What’s the plan and eventual aim for this research?
I think two issues: one a deeper understanding of metastatic breast cancer, and the point here is that metastasis is really a process that is governed by a cascade of steps, so cells need to detach from the primary tumour, they need to extravasate, they need to enter either the bloodstream or the lymph system, and then of course they need to also exit these systems again, at a distant site, where they need to build up a niche. This cascade is still, to a large extent, pretty obscure, at least the mechanisms that underlie all of these steps in the cascade, so a greater fundamental knowledge is one goal, I think, that we are trying to achieve.

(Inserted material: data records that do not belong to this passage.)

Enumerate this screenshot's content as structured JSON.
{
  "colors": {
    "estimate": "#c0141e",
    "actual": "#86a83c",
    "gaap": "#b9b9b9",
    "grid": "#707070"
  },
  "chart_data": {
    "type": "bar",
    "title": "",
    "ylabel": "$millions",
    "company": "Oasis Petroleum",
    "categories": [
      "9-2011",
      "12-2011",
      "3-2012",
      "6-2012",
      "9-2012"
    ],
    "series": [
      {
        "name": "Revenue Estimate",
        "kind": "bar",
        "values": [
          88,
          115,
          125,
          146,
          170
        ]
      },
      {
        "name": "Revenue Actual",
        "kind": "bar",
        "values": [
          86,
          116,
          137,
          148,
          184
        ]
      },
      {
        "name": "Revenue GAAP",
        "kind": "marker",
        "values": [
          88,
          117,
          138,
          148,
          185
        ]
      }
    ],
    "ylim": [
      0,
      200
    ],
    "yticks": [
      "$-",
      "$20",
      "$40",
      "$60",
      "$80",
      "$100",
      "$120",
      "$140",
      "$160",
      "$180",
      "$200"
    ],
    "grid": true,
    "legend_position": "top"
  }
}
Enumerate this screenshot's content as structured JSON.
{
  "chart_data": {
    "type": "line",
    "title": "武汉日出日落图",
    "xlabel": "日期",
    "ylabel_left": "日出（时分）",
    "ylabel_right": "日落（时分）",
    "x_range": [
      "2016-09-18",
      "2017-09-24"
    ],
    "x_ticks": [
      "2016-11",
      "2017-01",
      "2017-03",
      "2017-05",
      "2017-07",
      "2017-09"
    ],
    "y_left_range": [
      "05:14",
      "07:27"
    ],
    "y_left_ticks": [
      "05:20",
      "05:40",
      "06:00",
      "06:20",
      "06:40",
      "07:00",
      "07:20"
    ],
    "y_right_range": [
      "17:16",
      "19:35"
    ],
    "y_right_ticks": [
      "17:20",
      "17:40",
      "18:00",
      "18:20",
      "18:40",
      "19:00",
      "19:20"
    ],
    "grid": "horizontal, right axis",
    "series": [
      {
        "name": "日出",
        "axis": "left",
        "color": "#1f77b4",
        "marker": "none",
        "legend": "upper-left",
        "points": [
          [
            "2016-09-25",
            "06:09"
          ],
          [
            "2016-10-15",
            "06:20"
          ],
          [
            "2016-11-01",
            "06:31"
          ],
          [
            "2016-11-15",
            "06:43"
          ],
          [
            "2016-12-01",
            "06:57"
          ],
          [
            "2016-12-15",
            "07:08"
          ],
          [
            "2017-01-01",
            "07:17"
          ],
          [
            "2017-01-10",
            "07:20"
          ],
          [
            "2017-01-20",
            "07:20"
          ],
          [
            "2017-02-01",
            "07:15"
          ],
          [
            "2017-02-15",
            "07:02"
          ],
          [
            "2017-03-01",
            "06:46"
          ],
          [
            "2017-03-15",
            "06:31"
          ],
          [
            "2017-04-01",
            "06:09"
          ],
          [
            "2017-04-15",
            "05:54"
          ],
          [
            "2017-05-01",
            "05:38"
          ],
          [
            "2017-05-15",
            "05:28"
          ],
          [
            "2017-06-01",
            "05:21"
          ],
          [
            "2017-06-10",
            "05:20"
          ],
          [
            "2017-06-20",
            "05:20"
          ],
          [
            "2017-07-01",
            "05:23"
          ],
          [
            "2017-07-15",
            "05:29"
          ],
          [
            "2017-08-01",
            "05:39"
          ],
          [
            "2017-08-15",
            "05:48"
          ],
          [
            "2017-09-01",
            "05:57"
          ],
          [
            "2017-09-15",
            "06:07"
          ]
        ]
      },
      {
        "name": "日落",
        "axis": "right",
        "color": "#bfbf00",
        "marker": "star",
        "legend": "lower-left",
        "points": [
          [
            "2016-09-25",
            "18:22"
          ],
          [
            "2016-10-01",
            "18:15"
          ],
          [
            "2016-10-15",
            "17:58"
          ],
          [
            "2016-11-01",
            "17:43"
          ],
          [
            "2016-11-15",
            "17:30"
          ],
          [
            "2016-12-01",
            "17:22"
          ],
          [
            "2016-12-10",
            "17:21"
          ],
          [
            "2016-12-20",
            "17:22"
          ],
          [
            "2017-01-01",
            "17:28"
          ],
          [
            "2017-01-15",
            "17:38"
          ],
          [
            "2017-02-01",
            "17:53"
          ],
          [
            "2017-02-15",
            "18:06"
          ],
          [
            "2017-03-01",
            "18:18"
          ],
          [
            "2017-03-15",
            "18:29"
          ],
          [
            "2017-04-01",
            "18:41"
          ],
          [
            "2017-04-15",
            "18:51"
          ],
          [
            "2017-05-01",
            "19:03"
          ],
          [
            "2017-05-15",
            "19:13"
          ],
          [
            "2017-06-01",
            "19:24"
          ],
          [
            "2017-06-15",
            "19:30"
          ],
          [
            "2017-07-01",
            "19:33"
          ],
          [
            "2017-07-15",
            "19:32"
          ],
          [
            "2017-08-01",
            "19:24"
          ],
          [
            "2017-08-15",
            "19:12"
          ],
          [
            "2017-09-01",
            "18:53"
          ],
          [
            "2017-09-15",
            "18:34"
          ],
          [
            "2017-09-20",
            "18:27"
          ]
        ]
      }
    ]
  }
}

And the other issue is really that we want to cure patients in the metastatic setting. It’s clear, especially in breast cancer, that survival greatly decreases when patients really cross that, as the last speaker in the session mentioned, that purple line where tumours really disseminate and have grown detectable metastases. So we want to be able to also offer therapies to these patients, and then you need models that really also adequately recapitulate these stages of the disease in order to really identify candidate drug targets, test the validity of these targets using single drug treatments or combinatorial strategies. I think this is really a slow process. I think that the examples where targeted therapeutics really have worked are the examples that we are all aware of, and in most of the cases the mouse models have not been able, or not really made a significant contribution there. But we also know that the majority of metastatic cancers can still not be treated, so we have now a few examples where targeted therapeutics have made a difference and have indeed shown stable durable responses. We have more examples where targeted therapeutics do nothing, or give very temporal responses, rapid induction of resistance, etc. So it’s clear that we need to learn a lot, that we need good models in order to go through these iterative cycles of learning, testing, learning, testing.
Are we at the start of a large increase in targeted therapeutics?
Yes, although I think that it’s going to be a slow gain, and that in many cases we need to tailor our level of combinatorial strategies, so I think that in many cases we see that the example of Imatinib and CML or GST is more an exception than a rule and that you see addiction, oncogene addiction, is a very temporal trait, a kind of 'temporal slavery’, as we once wrote in a review, and cells quickly re-wire to become resistant. And in other cases it turns out that the candidate target is irrelevant and that some of these lesions are relevant for tumour initiation but not for tumour maintenance.